Nick wünscht sich angesichts der Situation verstärkt konkrete Hilfe für die Universitäten. Diese in Gang zu bringen, sei auch eines der Ziele der regelmässigen Reisen von Professor Stahel nach Afghanistan. Dabei seien auch kleine Schritte wichtig. Auf der jüngsten Reise sei es zum Beispiel gelungen, mit privater Hilfe das Geld für die Publikation eines Buches aufzutreiben.

Auch die Universität Zürich will sich mit konkreter Hilfe engagieren. Eine entsprechende Zusammenarbeit, so Nick, sei mit der Universität von Herat möglich. Die Universität sollte mit Material, Literatur und eventuell sogar mit dem Austausch von Dozenten unterstützt werden. Ebenfalls in Herat engagiert sich die Universität Zürich zusammen mit der «Ostschweizer Hilfe für Afghanistan» zugunsten des Spitals.

Wichtig sei dabei auch, dass die afghanischen Universitäten als Partner ernst genommen würden. «Die Amerikaner schicken beispielsweise Literatur aus den 60-er Jahren als Hilfsgüter nach Afghanistan», sagt Nick. «Damit nimmt man die afghanischen Wissenschaftler nicht für voll.»

«Tummelfeld für NGO»

Zwar flössen viele Hilfsgelder nach Afghanistan, doch der grösste Teil davon versickere in der Zentralregierung in Kabul und erreiche die Provinzen nie, erklärt Nick. Auch die zahlreichen Aktivitäten von Nicht-Regierungs-Organisationen (NGO) sieht Nick als problematisch an: «Afghanistan ist zu einem richtigen Tummelfeld für NGO geworden. Dadurch wird den staatlichen Institutionen das Personal entzogen, weil die Menschen bei den ausländischen NGO ein Auskommen finden.» Zudem treibe die Präsenz der NGO die Mieten und Löhne besonders in Kabul in die Höhe.

Traditionelle Strukturen prägen die Gesellschaft: Stammesführer der Provinz Ghazni.
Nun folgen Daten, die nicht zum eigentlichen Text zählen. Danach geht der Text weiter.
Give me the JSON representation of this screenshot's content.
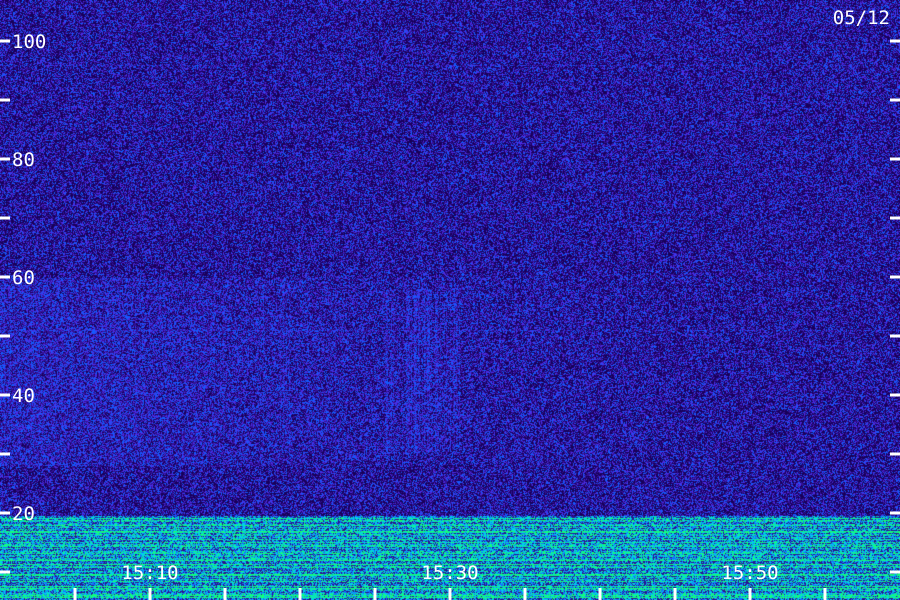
{
  "chart_data": {
    "type": "heatmap",
    "date_label": "05/12",
    "y_axis": {
      "ylim": [
        14,
        104
      ],
      "major_ticks": [
        20,
        40,
        60,
        80,
        100
      ],
      "minor_ticks": [
        30,
        50,
        70,
        90
      ],
      "tick_labels": [
        "20",
        "40",
        "60",
        "80",
        "100"
      ]
    },
    "x_axis": {
      "xlim": [
        "15:00",
        "15:58"
      ],
      "tick_labels": [
        "15:10",
        "15:30",
        "15:50"
      ],
      "tick_label_positions": [
        "15:10",
        "15:30",
        "15:50"
      ],
      "ticks": [
        "15:05",
        "15:10",
        "15:15",
        "15:20",
        "15:25",
        "15:30",
        "15:35",
        "15:40",
        "15:45",
        "15:50",
        "15:55"
      ]
    },
    "background_level": "low (dark purple noise)",
    "features": [
      {
        "kind": "strong low band",
        "y_range": [
          14,
          19
        ],
        "color": "#00ff66"
      },
      {
        "kind": "weak horizontal line",
        "y": 96
      },
      {
        "kind": "weak horizontal line",
        "y": 51
      },
      {
        "kind": "vertical streaks",
        "x_range": [
          "15:20",
          "15:30"
        ],
        "y_range": [
          30,
          59
        ]
      },
      {
        "kind": "scattered streaks",
        "x_range": [
          "15:00",
          "15:12"
        ],
        "y_range": [
          30,
          58
        ]
      }
    ],
    "colors": {
      "background": "#1a0060",
      "noise_high": "#5a2cff",
      "signal": "#1e56ff",
      "strong": "#00ffaa"
    }
  }
}
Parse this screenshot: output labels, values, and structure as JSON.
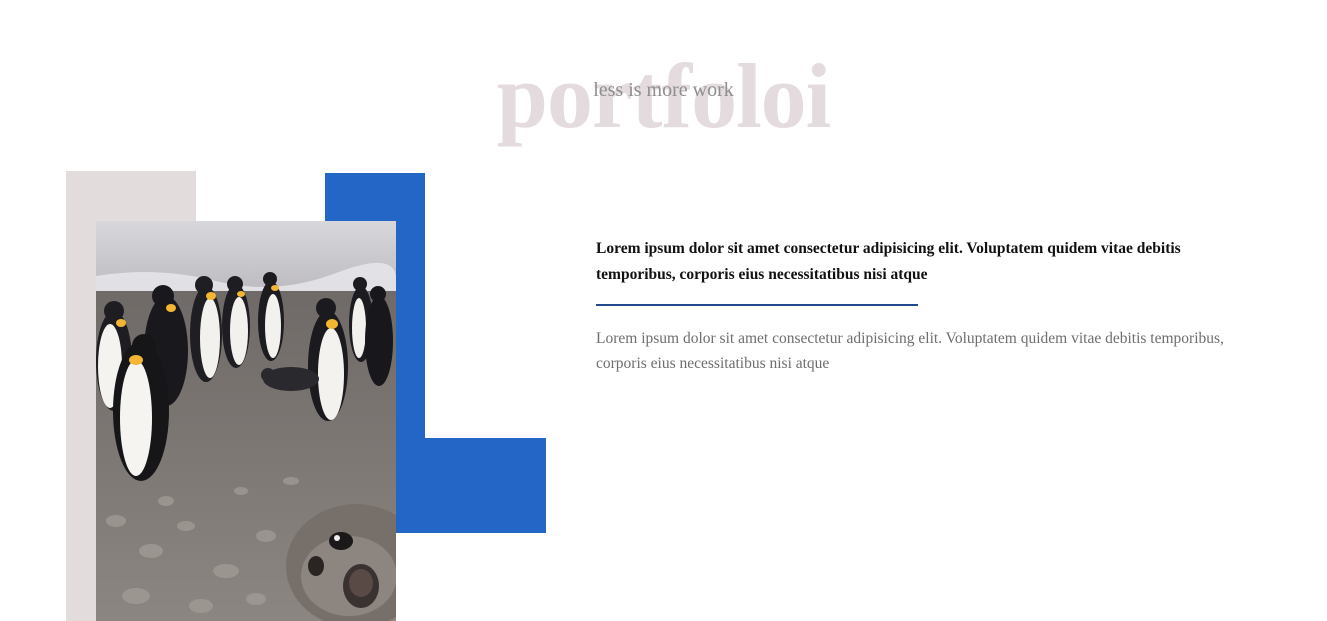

Die desolate Situation der staatlichen Institutionen und die träge Wirtschaft sind nicht die einzigen Herausforderungen für das «Nation-Building». Dem Demokratisierungsprozess stünden auch traditionelle Vorstellungen und die Abhängigkeit von den Stammesführern hindernd im Weg. «Die Stammesführer bestimmen, wie ihre Untertanen wählen», so Nick. Zudem seien die jetzigen Institutionen von der internationalen Gemeinschaft gestützt und eingesetzt und würden von der lokalen Bevölkerung kaum akzeptiert. «Der Wille zu einer Demokratisierung ist da», sagt Nick. «Aber die Afghanen wollen darüber selber bestimmen. Sie wünschen sich eine islamische Republik, die ihren Gewohnheiten und Bräuchen Rechnung trägt, und nicht eine westlich bestimmte Demokratie.»